Revision history for this message

Ihar Hrachyshka (ihar-hrachyshka) wrote on 2016-04-21:

#4

Upgrades effort map Edit (162.1 KiB, image/svg+xml)

I tried to map the effort around upgrades (in the .svg attachment). The sections in a black box are defining the required pieces to deliver for 'no-downtime' controller upgrade experience.

Legend:
- green: completed
- yellow: in progress
- orange: not started
- arrow: depends on
- dotted arrow: would benefit from

Revision history for this message

Armando Migliaccio (armando-migliaccio) wrote on 2016-05-19:

#5

I don't understand what the right side of the picture means. Can you elaborate?

Having said that, It seems to me that to address this need all that's required is mostly procedural (e.g. left side of the diagram), once hurdles like versioning of objects and API endpoints is put in place. As for the former there's been an ongoing plan but what about the latter? How can we force API request handling to be at the lowest supportable version without microversioning? Have you given this any thought?

Revision history for this message

Armando Migliaccio (armando-migliaccio) wrote on 2016-05-26:

#6

Ping?

Assaf Muller (amuller) on 2016-06-16

Changed in neutron:
status:	Confirmed → Triaged

Revision history for this message

Assaf Muller (amuller) wrote on 2016-06-16:

#7

http://eavesdrop.openstack.org/irclogs/%23openstack-meeting/%23openstack-meeting.2016-06-16.log.html#t2016-06-16T22:09:21

Ihar to supply more information next week, hopefully the work scoped for N will be clearer then.

Revision history for this message

Ihar Hrachyshka (ihar-hrachyshka) wrote on 2016-06-20:

#8

Armando, sorry for a really late response. I somehow missed your pings in the whirl of other stuff.

> I don't understand what the right side of the picture means. Can you elaborate?

The .svg image maps out the effort that is being covered by upgrades subteam right now or planned for the future. The right side of the picture is part of the effort, but is not directly related to this RFE. Sorry for putting it there probably misleading readers.

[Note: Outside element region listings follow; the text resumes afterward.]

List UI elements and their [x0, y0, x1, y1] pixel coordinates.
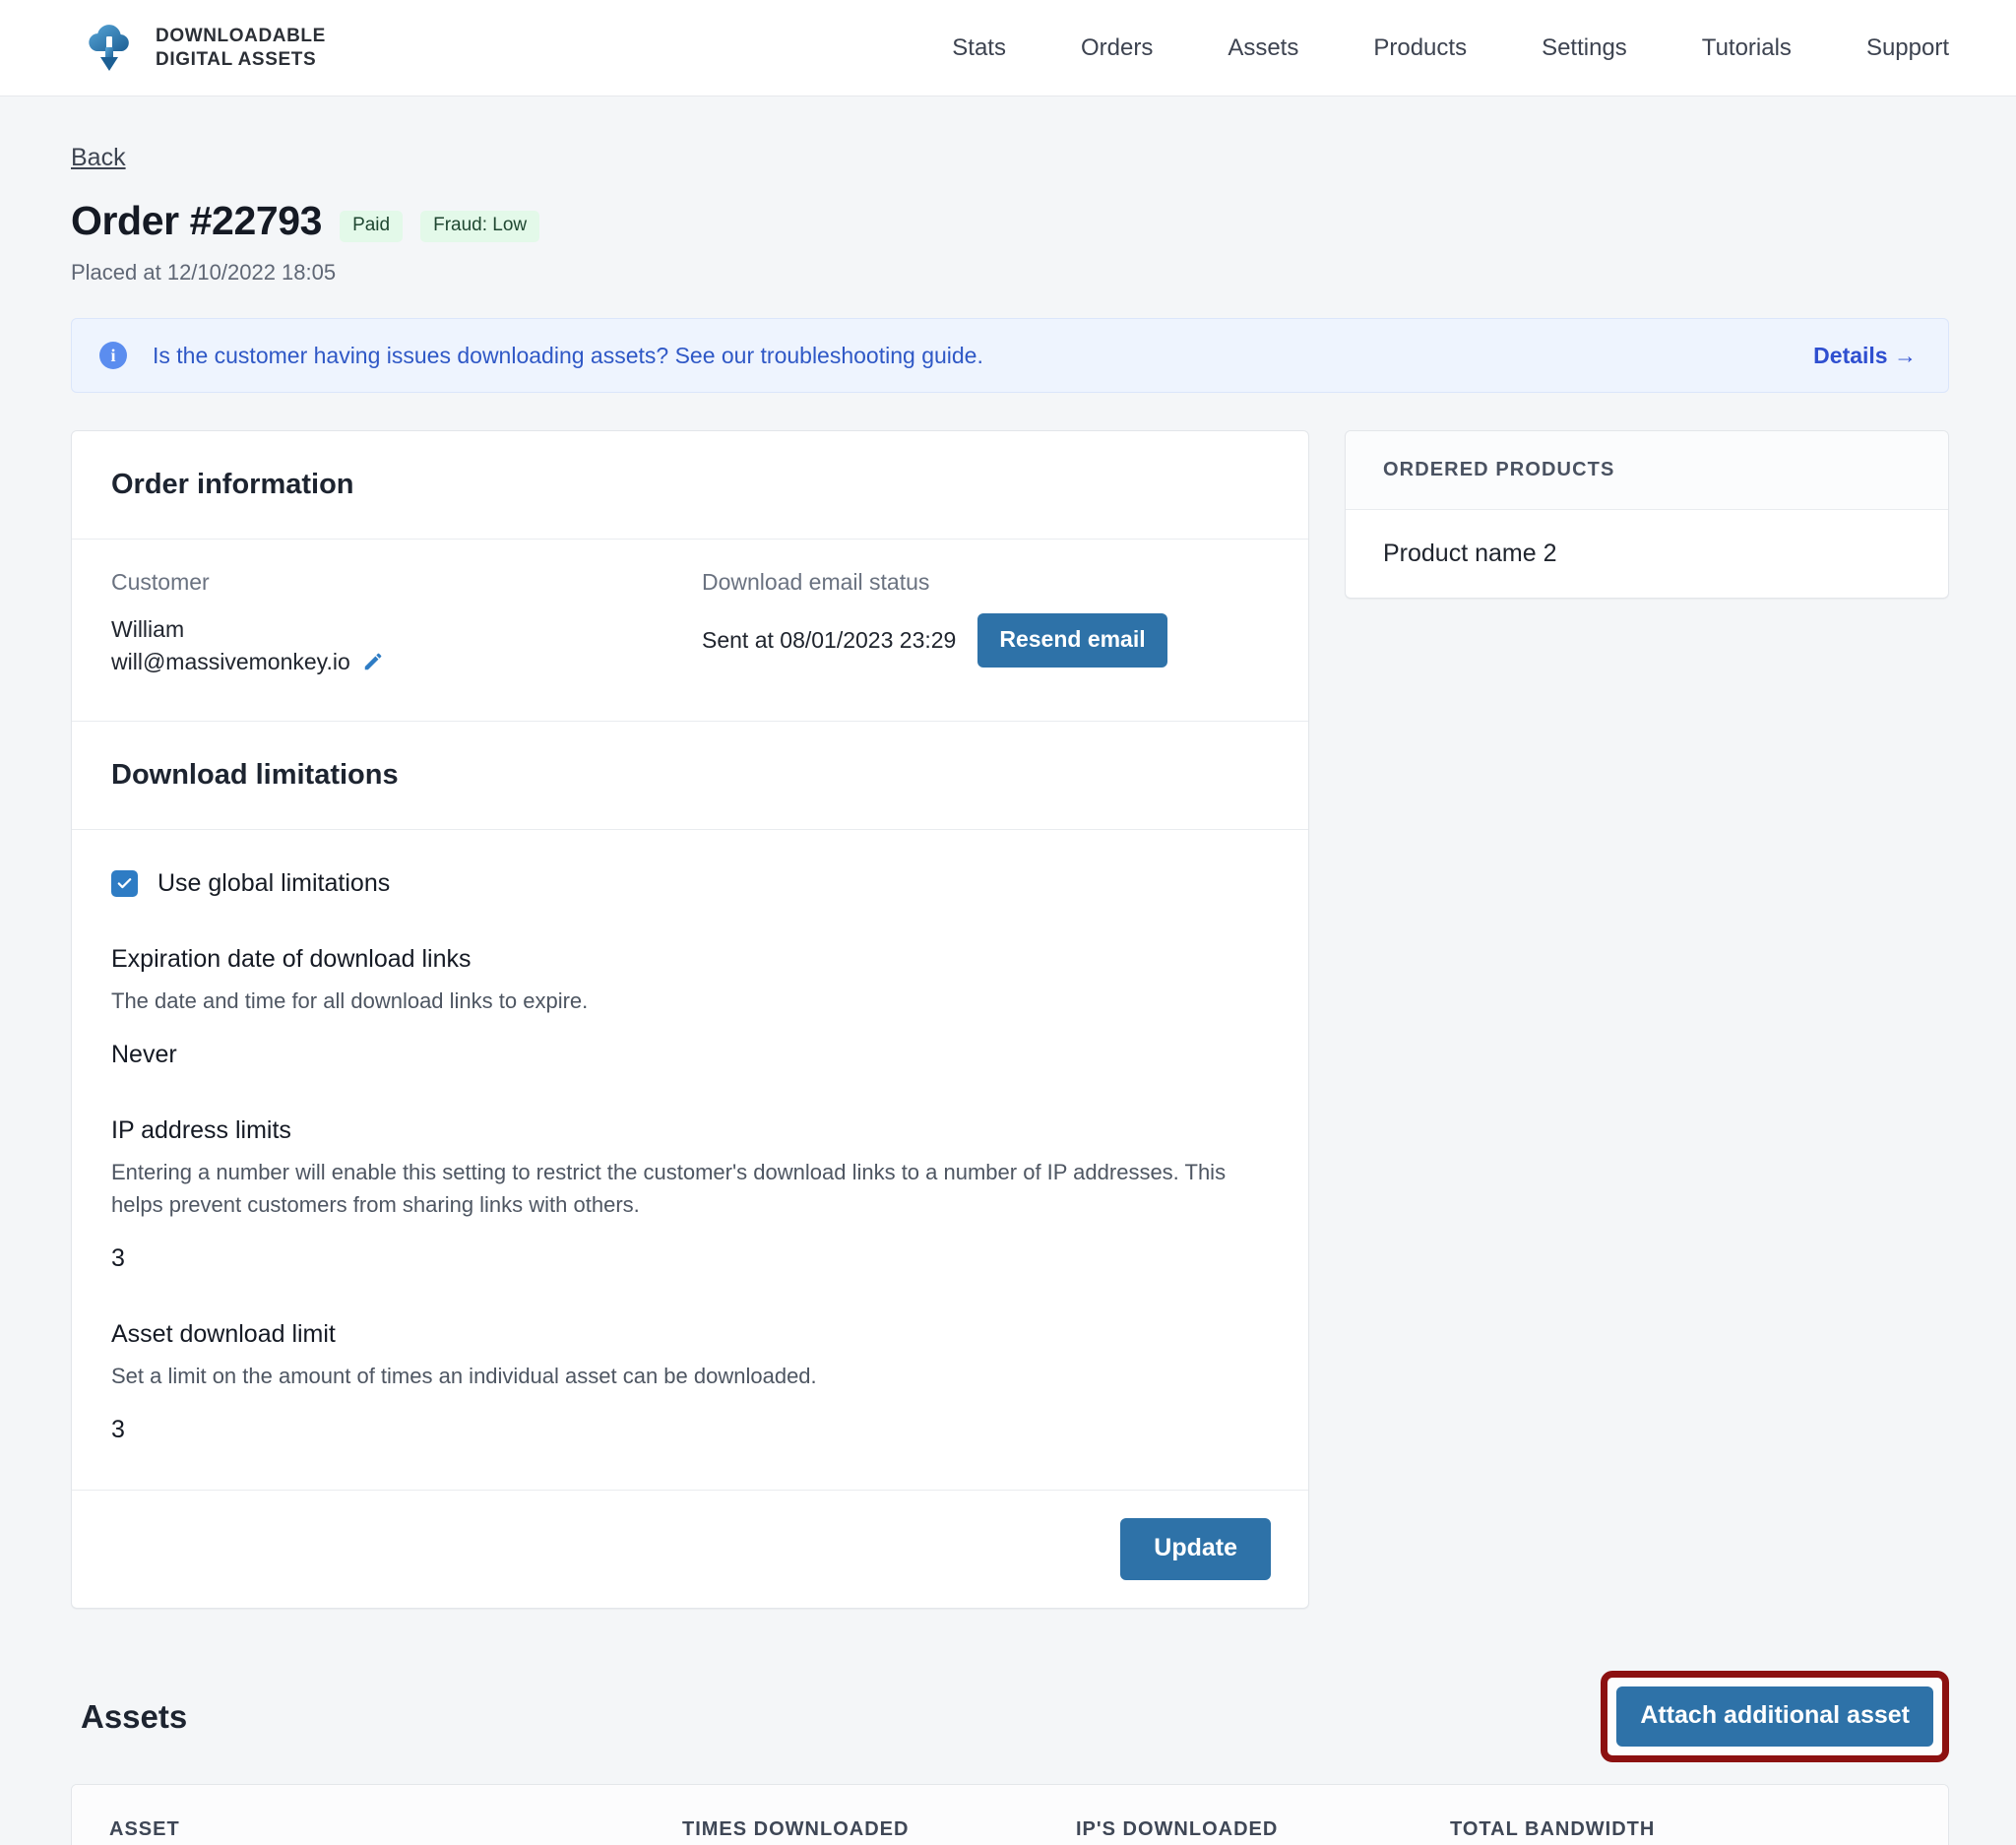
status-badge-paid: Paid	[340, 211, 403, 242]
check-icon	[116, 875, 133, 892]
use-global-limitations-checkbox[interactable]	[111, 870, 138, 897]
email-status-value: Sent at 08/01/2023 23:29	[702, 624, 956, 657]
download-limitations-header: Download limitations	[72, 722, 1308, 829]
page-title: Order #22793	[71, 198, 322, 244]
update-button[interactable]: Update	[1120, 1518, 1271, 1580]
field-value[interactable]: 3	[111, 1416, 1269, 1444]
field-asset-download-limit: Asset download limit Set a limit on the …	[111, 1320, 1269, 1444]
main-columns: Order information Customer William will@…	[71, 430, 1949, 1609]
assets-table-head: ASSET TIMES DOWNLOADED IP'S DOWNLOADED T…	[72, 1785, 1948, 1845]
order-information-card: Order information Customer William will@…	[71, 430, 1309, 1609]
brand-logo-block[interactable]: DOWNLOADABLE DIGITAL ASSETS	[83, 22, 326, 75]
attach-asset-highlight: Attach additional asset	[1601, 1671, 1949, 1762]
brand-name: DOWNLOADABLE DIGITAL ASSETS	[156, 25, 326, 70]
brand-line-2: DIGITAL ASSETS	[156, 48, 326, 71]
nav-item-settings[interactable]: Settings	[1504, 34, 1665, 62]
page-content: Back Order #22793 Paid Fraud: Low Placed…	[0, 96, 2016, 1845]
column-header-asset: ASSET	[72, 1785, 682, 1845]
nav-item-assets[interactable]: Assets	[1190, 34, 1336, 62]
ordered-product-item: Product name 2	[1346, 510, 1948, 598]
use-global-limitations-label: Use global limitations	[158, 869, 390, 898]
ordered-products-header: ORDERED PRODUCTS	[1346, 431, 1948, 510]
field-value[interactable]: Never	[111, 1041, 1269, 1069]
order-detail-page: DOWNLOADABLE DIGITAL ASSETS Stats Orders…	[0, 0, 2016, 1845]
customer-label: Customer	[111, 569, 702, 596]
resend-email-button[interactable]: Resend email	[977, 613, 1166, 668]
column-header-times-downloaded: TIMES DOWNLOADED	[682, 1785, 1076, 1845]
nav-item-support[interactable]: Support	[1829, 34, 1949, 62]
download-limitations-title: Download limitations	[111, 759, 1269, 792]
order-placed-timestamp: Placed at 12/10/2022 18:05	[71, 260, 1949, 286]
email-status-label: Download email status	[702, 569, 1167, 596]
customer-email: will@massivemonkey.io	[111, 646, 350, 678]
order-title-row: Order #22793 Paid Fraud: Low	[71, 198, 1949, 246]
banner-message: Is the customer having issues downloadin…	[153, 343, 983, 369]
field-title: Expiration date of download links	[111, 945, 1269, 974]
side-column: ORDERED PRODUCTS Product name 2	[1345, 430, 1949, 599]
nav-item-tutorials[interactable]: Tutorials	[1665, 34, 1829, 62]
download-limitations-footer: Update	[72, 1491, 1308, 1608]
column-header-ips-downloaded: IP'S DOWNLOADED	[1076, 1785, 1450, 1845]
table-header-row: ASSET TIMES DOWNLOADED IP'S DOWNLOADED T…	[72, 1785, 1948, 1845]
use-global-limitations-row[interactable]: Use global limitations	[111, 869, 1269, 898]
status-badge-fraud: Fraud: Low	[420, 211, 539, 242]
customer-block: Customer William will@massivemonkey.io	[111, 569, 702, 677]
order-information-title: Order information	[111, 469, 1269, 501]
troubleshooting-banner: i Is the customer having issues download…	[71, 318, 1949, 393]
field-description: Entering a number will enable this setti…	[111, 1157, 1269, 1220]
field-title: Asset download limit	[111, 1320, 1269, 1349]
customer-name: William	[111, 613, 702, 646]
field-ip-address-limits: IP address limits Entering a number will…	[111, 1116, 1269, 1272]
field-title: IP address limits	[111, 1116, 1269, 1145]
banner-details-link[interactable]: Details →	[1813, 343, 1917, 369]
field-description: Set a limit on the amount of times an in…	[111, 1361, 1269, 1392]
info-icon: i	[99, 342, 127, 369]
nav-item-orders[interactable]: Orders	[1043, 34, 1190, 62]
pencil-icon[interactable]	[362, 651, 384, 672]
cloud-download-icon	[83, 22, 136, 75]
ordered-products-card: ORDERED PRODUCTS Product name 2	[1345, 430, 1949, 599]
assets-table-card: ASSET TIMES DOWNLOADED IP'S DOWNLOADED T…	[71, 1784, 1949, 1845]
main-nav: Stats Orders Assets Products Settings Tu…	[914, 34, 1949, 62]
nav-item-stats[interactable]: Stats	[914, 34, 1043, 62]
attach-additional-asset-button[interactable]: Attach additional asset	[1616, 1686, 1933, 1747]
field-value[interactable]: 3	[111, 1244, 1269, 1273]
top-navigation-bar: DOWNLOADABLE DIGITAL ASSETS Stats Orders…	[0, 0, 2016, 96]
email-status-block: Download email status Sent at 08/01/2023…	[702, 569, 1167, 677]
email-status-row: Sent at 08/01/2023 23:29 Resend email	[702, 613, 1167, 668]
nav-item-products[interactable]: Products	[1336, 34, 1504, 62]
field-description: The date and time for all download links…	[111, 986, 1269, 1017]
order-information-header: Order information	[72, 431, 1308, 539]
download-limitations-body: Use global limitations Expiration date o…	[72, 830, 1308, 1489]
assets-header: Assets Attach additional asset	[71, 1670, 1949, 1764]
column-header-total-bandwidth: TOTAL BANDWIDTH	[1450, 1785, 1948, 1845]
brand-line-1: DOWNLOADABLE	[156, 25, 326, 47]
field-expiration-date: Expiration date of download links The da…	[111, 945, 1269, 1069]
main-column: Order information Customer William will@…	[71, 430, 1309, 1609]
order-information-body: Customer William will@massivemonkey.io D…	[72, 540, 1308, 721]
back-link[interactable]: Back	[71, 144, 126, 172]
customer-email-row: will@massivemonkey.io	[111, 646, 702, 678]
assets-table: ASSET TIMES DOWNLOADED IP'S DOWNLOADED T…	[72, 1785, 1948, 1845]
assets-title: Assets	[81, 1698, 187, 1736]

What we should care about in the context of the RFE is the left side that is contoured by a solid line. Note that API versioning/pinning is out of the contour. This is because the RFE speaks about technical ability to run mixed versions of the controller service, without considering usability limitations like inconsistent replies from different load balanced controllers. Those are indeed put into the scheme to show the next steps, but those are beyond the consideration for this RFE.

What this RFE is to cover is getting to a point where:
- we have the code supporting the new mode of operation;
- ...and it's proved through targeted gating jobs that it's working;
- we provide framework to avoid data migration in alembic;
- ...and we actually forbid data migration in alembic.

Once all this is covered, I claim that neutron-server indeed supports the new model of operation. With that in place, we can start looking into tackling usability limitations we spot.

One of those limitations is indeed potentially inconsistent behaviour of neutron-server between different major versions. I actually believe that we will need to return back to microversioning idea for the next cycle. And if we manage to achieve most of the things that I mapped above for Newton/start of Ocata, I would love to look at detailed plan for API versioning/pinning.

That said, I don't believe we need such a detailed plan in place right now while we haven't laid down the foundation for mixed versions mode with objects work and proper gating for the feature.

So tl;dr I believe it's only the contoured blocks that should be tracked by the RFE, and other blocks will require a separate discussion.